Le dernier jour de la mission Mobile Boat Clinic, le Dr Magnez et moi empruntons un sentier à l’arrière du dispensaire de Khokha. À la fin du chemin, un terrain de jeu et des bâtiments délabrés s’offrent à nous. Aucun bruit. Les lieux semblent abandonnés.
Une silhouette enfantine émerge timidement des buissons. Ses yeux s’écarquillent à la vue des ballons que nous avons apportés. Après quelques instants de jeu partagés, elle nous rend le ballon avant de disparaître. Un sentiment de perplexité s’installe en nous. Avons-nous fait quelque chose de mal ? Déçues, nous continuons notre chemin vers le dortoir de l’école.
Le vert éclatant des murs peine à dissimuler la désolation qui émane de cet endroit. Des lits jumeaux en métal, deux tables usées, quelques armoires, deux casseroles et deux bouteilles vides : rien ici ne semble salubre. Voilà ce qu’est le dortoir de Khok Ka.
À notre grande surprise, l’enfant revient, mais cette fois accompagnée de ses camarades. Elle ne s’est pas enfuie ; elle est partie chercher d’autres enfants pour qu’ils puissent se joindre à nous. Leur retour est une invitation à partager un moment ensemble.
Nous profitons du moment pour leur distribuer des produits d’hygiène : dentifrices, brosses à dents, savons, ainsi que des bols. Leur esprit de solidarité nous émeut ; aucun enfant ne se bouscule, chacun nous remercie chaleureusement et veille à mettre de côté les produits restants pour leurs camarades absents.
« Le contraire de la misère, ce n'est pas la richesse. Le contraire de la misère, c'est le partage. Le remède à la misère, c'est le partage dans l'esprit de pauvreté. » - L’Abbé Pierre
Alors que nous sortons du dortoir, un détail attire notre attention : un des enfants porte un pantalon bien trop large. Il doit le maintenir de ses mains pour qu’il ne tombe pas, mais avec une brosse à dents dans une main et le dentifrice dans l’autre, chaque mouvement le met en difficulté. Emma Goulet, volontaire en service civique à l’esprit pragmatique, nous rejoint et lui propose une solution : elle détache son élastique à cheveux et le noue autour de la taille de l’enfant pour ajuster le pantalon. Libéré de cette gêne, il peut enfin se déplacer sans crainte.

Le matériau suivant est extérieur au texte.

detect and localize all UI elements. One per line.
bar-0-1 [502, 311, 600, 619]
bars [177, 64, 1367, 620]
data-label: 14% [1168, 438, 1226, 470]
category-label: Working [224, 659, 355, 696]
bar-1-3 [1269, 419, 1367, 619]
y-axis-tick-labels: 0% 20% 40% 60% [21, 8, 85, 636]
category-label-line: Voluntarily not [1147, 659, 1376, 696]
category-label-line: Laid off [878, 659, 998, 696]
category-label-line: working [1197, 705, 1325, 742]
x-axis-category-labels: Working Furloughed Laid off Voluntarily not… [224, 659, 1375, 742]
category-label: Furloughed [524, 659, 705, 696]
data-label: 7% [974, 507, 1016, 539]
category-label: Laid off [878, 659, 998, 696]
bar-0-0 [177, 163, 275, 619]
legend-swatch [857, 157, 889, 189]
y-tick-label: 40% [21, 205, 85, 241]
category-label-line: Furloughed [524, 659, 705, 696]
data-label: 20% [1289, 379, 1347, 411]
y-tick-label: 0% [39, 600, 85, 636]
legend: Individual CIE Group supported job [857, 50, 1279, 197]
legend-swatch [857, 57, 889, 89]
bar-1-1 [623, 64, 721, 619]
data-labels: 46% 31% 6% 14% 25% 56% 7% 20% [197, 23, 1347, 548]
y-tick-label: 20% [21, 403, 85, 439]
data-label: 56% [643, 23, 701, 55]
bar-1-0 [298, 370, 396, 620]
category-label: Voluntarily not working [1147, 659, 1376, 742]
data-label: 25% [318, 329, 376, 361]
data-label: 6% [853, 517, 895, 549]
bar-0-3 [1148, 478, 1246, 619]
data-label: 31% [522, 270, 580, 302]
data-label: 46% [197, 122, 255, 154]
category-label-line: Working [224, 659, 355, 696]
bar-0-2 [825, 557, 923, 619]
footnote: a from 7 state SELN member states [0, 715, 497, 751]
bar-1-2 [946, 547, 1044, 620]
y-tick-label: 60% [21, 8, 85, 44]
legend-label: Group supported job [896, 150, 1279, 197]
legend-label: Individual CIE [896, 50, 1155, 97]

Nous sortons à nouveau les ballons pour jouer. Les rires cristallins des enfants résonnent à travers le vaste terrain, remplissant l’espace d’une joie communicative.
Peu à peu, d’autres membres de notre équipe nous rejoignent : les journalistes Morgan et Anatole, le traducteur David, ainsi que le Dr Meunier, gynécologue. Le cercle s’agrandit, les jeux et les rires se succèdent dans une effusion de bonheur partagé. Ce moment unique semble suspendu hors du temps, nourri par l’énergie et l’enthousiasme de chacun.
Puis le moment arrive. Il faut partir. Les enfants repartent avec les ballons, tandis que nous gardons précieusement leurs sourires en mémoire.
Pourtant, un sentiment de frustration m’habite encore : celui de ne pas pouvoir faire davantage. Mais une conviction s’ancre en moi : nous reviendrons. Il le faut.